L’histoire pourrait presque prêter à sourire si elle ne concernait pas directement le gagne-pain de toute une profession. Huit comédiens de doublage français ont envoyé fin janvier des mises en demeure à deux sociétés spécialisées dans le clonage vocal, VoiceDub et Fish Audio. Leur reproche est simple : leurs voix se retrouvent dans des catalogues accessibles au public, sans qu’ils aient donné leur accord. Ces plateformes proposent en effet un service assez direct : écrire un texte, choisir une voix, et laisser l’IA faire le reste. Le problème, c’est que certaines de ces voix ne sont pas anonymes. On y retrouve celles de figures bien connues du doublage, mais aussi des personnalités publiques.
Des voix connues utilisées sans prévenir
Françoise Cadol, qui double notamment Angelina Jolie ou Sandra Bullock, raconte à l’AFP avoir reconnu sa propre voix — « légèrement altérée », mais suffisamment identifiable. « Tout se passe sans notre autorisation », déplore-t-elle en évoquant une utilisation commerciale de son travail sans compensation. Même constat pour Richard Darbois, voix française de Richard Gere ou Buzz l’Éclair, qui juge la situation « très grave ».
Derrière ces témoignages, une inquiétude plus large s’installe : celle de voir les missions se raréfier à mesure que ces outils gagnent en popularité. Certains comédiens parlent déjà d’un marché qui se contracte. Face à cette situation, la profession s’organise. Des manifestations ont eu lieu à Paris et un collectif baptisé « TouchePasMaVF » a vu le jour, avec un mot d’ordre clair et net : défendre un doublage réalisé par des humains.
Sur le plan juridique, les comédiens s’appuient notamment sur le droit à la vie privée. Leur avocat, Jonathan Elkaim, rappelle que la voix est protégée au même titre que l’image. Et surtout, peu importe que les entreprises soient basées aux États-Unis : dès lors que leurs services sont accessibles en France et visent un public français, la loi française peut s’appliquer.

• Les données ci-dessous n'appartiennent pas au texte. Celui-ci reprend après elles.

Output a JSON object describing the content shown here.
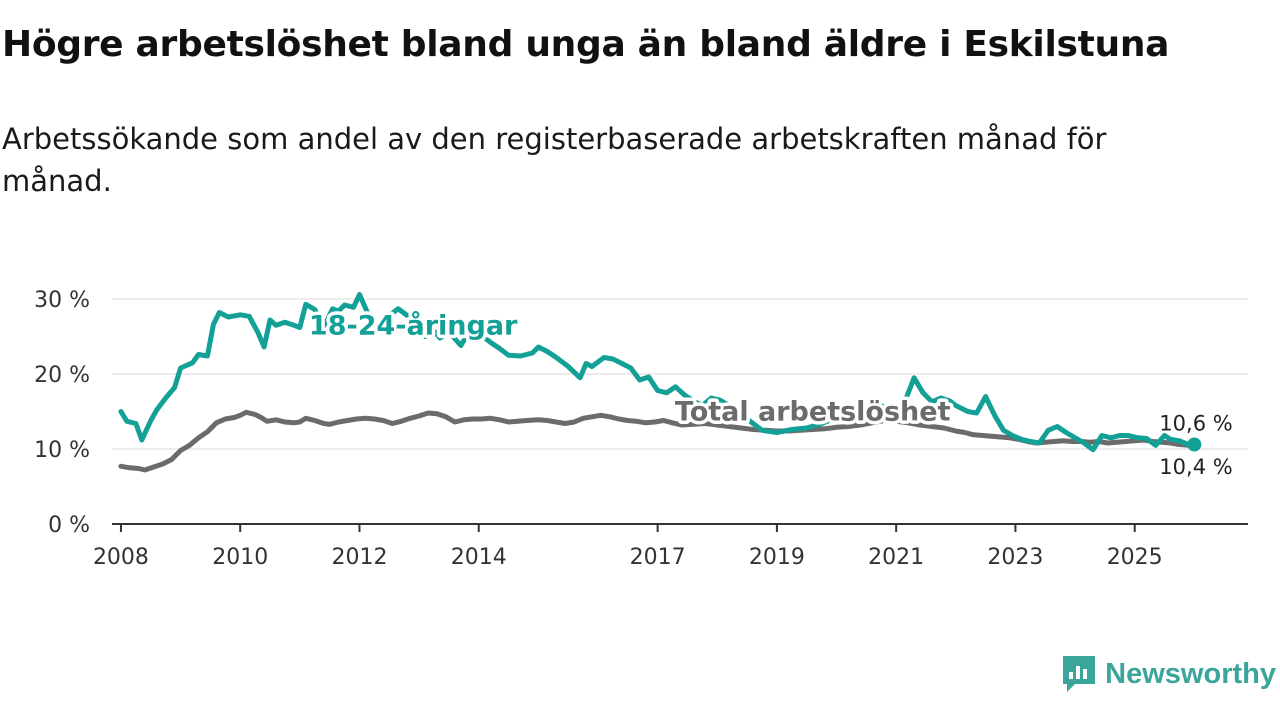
{
  "title": "Högre arbetslöshet bland unga än bland äldre i Eskilstuna",
  "subtitle": "Arbetssökande som andel av den registerbaserade arbetskraften månad för månad.",
  "brand": {
    "name": "Newsworthy"
  },
  "colors": {
    "youth": "#13a096",
    "total": "#6b6b6b",
    "grid": "#d9d9d9",
    "axis": "#333333"
  },
  "chart_data": {
    "type": "line",
    "xlabel": "",
    "ylabel": "",
    "ylim": [
      0,
      32
    ],
    "xlim": [
      2007.85,
      2026.9
    ],
    "y_ticks": [
      {
        "value": 0,
        "label": "0 %"
      },
      {
        "value": 10,
        "label": "10 %"
      },
      {
        "value": 20,
        "label": "20 %"
      },
      {
        "value": 30,
        "label": "30 %"
      }
    ],
    "x_ticks": [
      {
        "value": 2008,
        "label": "2008"
      },
      {
        "value": 2010,
        "label": "2010"
      },
      {
        "value": 2012,
        "label": "2012"
      },
      {
        "value": 2014,
        "label": "2014"
      },
      {
        "value": 2017,
        "label": "2017"
      },
      {
        "value": 2019,
        "label": "2019"
      },
      {
        "value": 2021,
        "label": "2021"
      },
      {
        "value": 2023,
        "label": "2023"
      },
      {
        "value": 2025,
        "label": "2025"
      }
    ],
    "grid": true,
    "series": [
      {
        "name": "18-24-åringar",
        "color": "#13a096",
        "label_anchor": [
          2012.9,
          25.3
        ],
        "end_label": "10,6 %",
        "x": [
          2008.0,
          2008.1,
          2008.25,
          2008.35,
          2008.5,
          2008.6,
          2008.75,
          2008.9,
          2009.0,
          2009.2,
          2009.3,
          2009.45,
          2009.55,
          2009.65,
          2009.8,
          2010.0,
          2010.15,
          2010.3,
          2010.4,
          2010.5,
          2010.6,
          2010.75,
          2010.9,
          2011.0,
          2011.1,
          2011.25,
          2011.4,
          2011.55,
          2011.65,
          2011.75,
          2011.9,
          2012.0,
          2012.15,
          2012.3,
          2012.5,
          2012.65,
          2012.8,
          2013.0,
          2013.1,
          2013.2,
          2013.35,
          2013.5,
          2013.7,
          2013.85,
          2014.0,
          2014.2,
          2014.35,
          2014.5,
          2014.7,
          2014.9,
          2015.0,
          2015.15,
          2015.3,
          2015.5,
          2015.7,
          2015.8,
          2015.9,
          2016.1,
          2016.25,
          2016.4,
          2016.55,
          2016.7,
          2016.85,
          2017.0,
          2017.15,
          2017.3,
          2017.45,
          2017.6,
          2017.75,
          2017.9,
          2018.05,
          2018.25,
          2018.5,
          2018.75,
          2019.0,
          2019.25,
          2019.5,
          2019.75,
          2020.0,
          2020.2,
          2020.4,
          2020.5,
          2020.6,
          2020.75,
          2020.9,
          2021.0,
          2021.15,
          2021.3,
          2021.45,
          2021.6,
          2021.75,
          2021.9,
          2022.0,
          2022.2,
          2022.35,
          2022.5,
          2022.65,
          2022.8,
          2022.95,
          2023.1,
          2023.25,
          2023.4,
          2023.55,
          2023.7,
          2023.85,
          2024.0,
          2024.15,
          2024.3,
          2024.45,
          2024.6,
          2024.75,
          2024.9,
          2025.05,
          2025.2,
          2025.35,
          2025.5,
          2025.6,
          2025.75,
          2025.9,
          2026.0
        ],
        "values": [
          15.0,
          13.7,
          13.4,
          11.2,
          13.8,
          15.2,
          16.8,
          18.2,
          20.8,
          21.5,
          22.6,
          22.4,
          26.6,
          28.2,
          27.6,
          27.9,
          27.7,
          25.5,
          23.6,
          27.2,
          26.5,
          26.9,
          26.5,
          26.2,
          29.3,
          28.6,
          26.2,
          28.7,
          28.4,
          29.2,
          28.9,
          30.6,
          27.9,
          26.2,
          27.8,
          28.7,
          27.8,
          27.5,
          25.0,
          26.2,
          24.8,
          25.6,
          23.8,
          25.8,
          25.5,
          24.2,
          23.4,
          22.5,
          22.4,
          22.8,
          23.6,
          23.0,
          22.2,
          21.0,
          19.5,
          21.4,
          21.0,
          22.2,
          22.0,
          21.4,
          20.8,
          19.2,
          19.6,
          17.8,
          17.5,
          18.3,
          17.2,
          16.4,
          15.8,
          16.8,
          16.5,
          15.5,
          14.0,
          12.5,
          12.2,
          12.6,
          12.8,
          13.4,
          14.2,
          14.0,
          13.6,
          14.5,
          15.2,
          15.8,
          14.8,
          15.5,
          16.4,
          19.5,
          17.5,
          16.3,
          16.8,
          16.4,
          15.8,
          15.0,
          14.8,
          17.0,
          14.5,
          12.5,
          11.8,
          11.3,
          11.0,
          10.8,
          12.5,
          13.0,
          12.2,
          11.5,
          10.8,
          9.9,
          11.8,
          11.5,
          11.8,
          11.8,
          11.5,
          11.4,
          10.5,
          11.8,
          11.3,
          11.1,
          10.6,
          10.6
        ],
        "end_point": true
      },
      {
        "name": "Total arbetslöshet",
        "color": "#6b6b6b",
        "label_anchor": [
          2019.6,
          13.8
        ],
        "end_label": "10,4 %",
        "x": [
          2008.0,
          2008.15,
          2008.3,
          2008.4,
          2008.55,
          2008.7,
          2008.85,
          2009.0,
          2009.15,
          2009.3,
          2009.45,
          2009.6,
          2009.75,
          2009.9,
          2010.0,
          2010.1,
          2010.25,
          2010.35,
          2010.45,
          2010.6,
          2010.75,
          2010.9,
          2011.0,
          2011.1,
          2011.25,
          2011.4,
          2011.5,
          2011.65,
          2011.8,
          2011.95,
          2012.1,
          2012.25,
          2012.4,
          2012.55,
          2012.7,
          2012.85,
          2013.0,
          2013.15,
          2013.3,
          2013.45,
          2013.6,
          2013.75,
          2013.9,
          2014.05,
          2014.2,
          2014.35,
          2014.5,
          2014.65,
          2014.8,
          2015.0,
          2015.15,
          2015.3,
          2015.45,
          2015.6,
          2015.75,
          2015.9,
          2016.05,
          2016.2,
          2016.35,
          2016.5,
          2016.65,
          2016.8,
          2016.95,
          2017.1,
          2017.25,
          2017.4,
          2017.6,
          2017.8,
          2018.0,
          2018.2,
          2018.4,
          2018.6,
          2018.8,
          2019.0,
          2019.2,
          2019.4,
          2019.6,
          2019.8,
          2020.0,
          2020.2,
          2020.4,
          2020.6,
          2020.8,
          2021.0,
          2021.2,
          2021.4,
          2021.6,
          2021.8,
          2022.0,
          2022.15,
          2022.3,
          2022.45,
          2022.6,
          2022.75,
          2022.9,
          2023.05,
          2023.2,
          2023.35,
          2023.5,
          2023.65,
          2023.8,
          2023.95,
          2024.1,
          2024.25,
          2024.4,
          2024.55,
          2024.7,
          2024.85,
          2025.0,
          2025.15,
          2025.3,
          2025.45,
          2025.6,
          2025.75,
          2025.9,
          2026.0
        ],
        "values": [
          7.7,
          7.5,
          7.4,
          7.2,
          7.6,
          8.0,
          8.6,
          9.8,
          10.5,
          11.5,
          12.3,
          13.5,
          14.0,
          14.2,
          14.5,
          14.9,
          14.6,
          14.2,
          13.7,
          13.9,
          13.6,
          13.5,
          13.6,
          14.1,
          13.8,
          13.4,
          13.3,
          13.6,
          13.8,
          14.0,
          14.1,
          14.0,
          13.8,
          13.4,
          13.7,
          14.1,
          14.4,
          14.8,
          14.7,
          14.3,
          13.6,
          13.9,
          14.0,
          14.0,
          14.1,
          13.9,
          13.6,
          13.7,
          13.8,
          13.9,
          13.8,
          13.6,
          13.4,
          13.6,
          14.1,
          14.3,
          14.5,
          14.3,
          14.0,
          13.8,
          13.7,
          13.5,
          13.6,
          13.8,
          13.5,
          13.2,
          13.3,
          13.4,
          13.2,
          13.0,
          12.8,
          12.6,
          12.5,
          12.4,
          12.4,
          12.5,
          12.6,
          12.7,
          12.9,
          13.0,
          13.2,
          13.5,
          13.8,
          13.7,
          13.5,
          13.2,
          13.0,
          12.8,
          12.4,
          12.2,
          11.9,
          11.8,
          11.7,
          11.6,
          11.5,
          11.3,
          11.0,
          10.8,
          10.9,
          11.0,
          11.1,
          11.0,
          11.0,
          10.9,
          11.0,
          10.8,
          10.9,
          11.0,
          11.1,
          11.2,
          11.0,
          10.9,
          10.8,
          10.6,
          10.5,
          10.4
        ],
        "end_point": true
      }
    ]
  }
}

Les premières réponses des plateformes montrent que cette approche n’est pas sans effet. VoiceDub a rapidement retiré les contenus signalés. Fish Audio a mis un peu plus de temps, mais a fini par suivre. Résultat : des dizaines de doubleurs ont déjà obtenu la suppression de clones vocaux les concernant.
Ce type d’affaire n’est pas isolé. Partout dans le monde, des acteurs montent au créneau. Scarlett Johansson avait déjà dénoncé l’utilisation d’une voix proche de la sienne dans ChatGPT. Matthew McConaughey, de son côté, a pris les devants en déposant des éléments de sa voix et de son image pour mieux les protéger. Reste que le cadre juridique peine encore à suivre le rythme des technologies. « Aujourd’hui ce sont les acteurs, mais demain ce sera potentiellement tout le monde », avertit Jonathan Elkaim.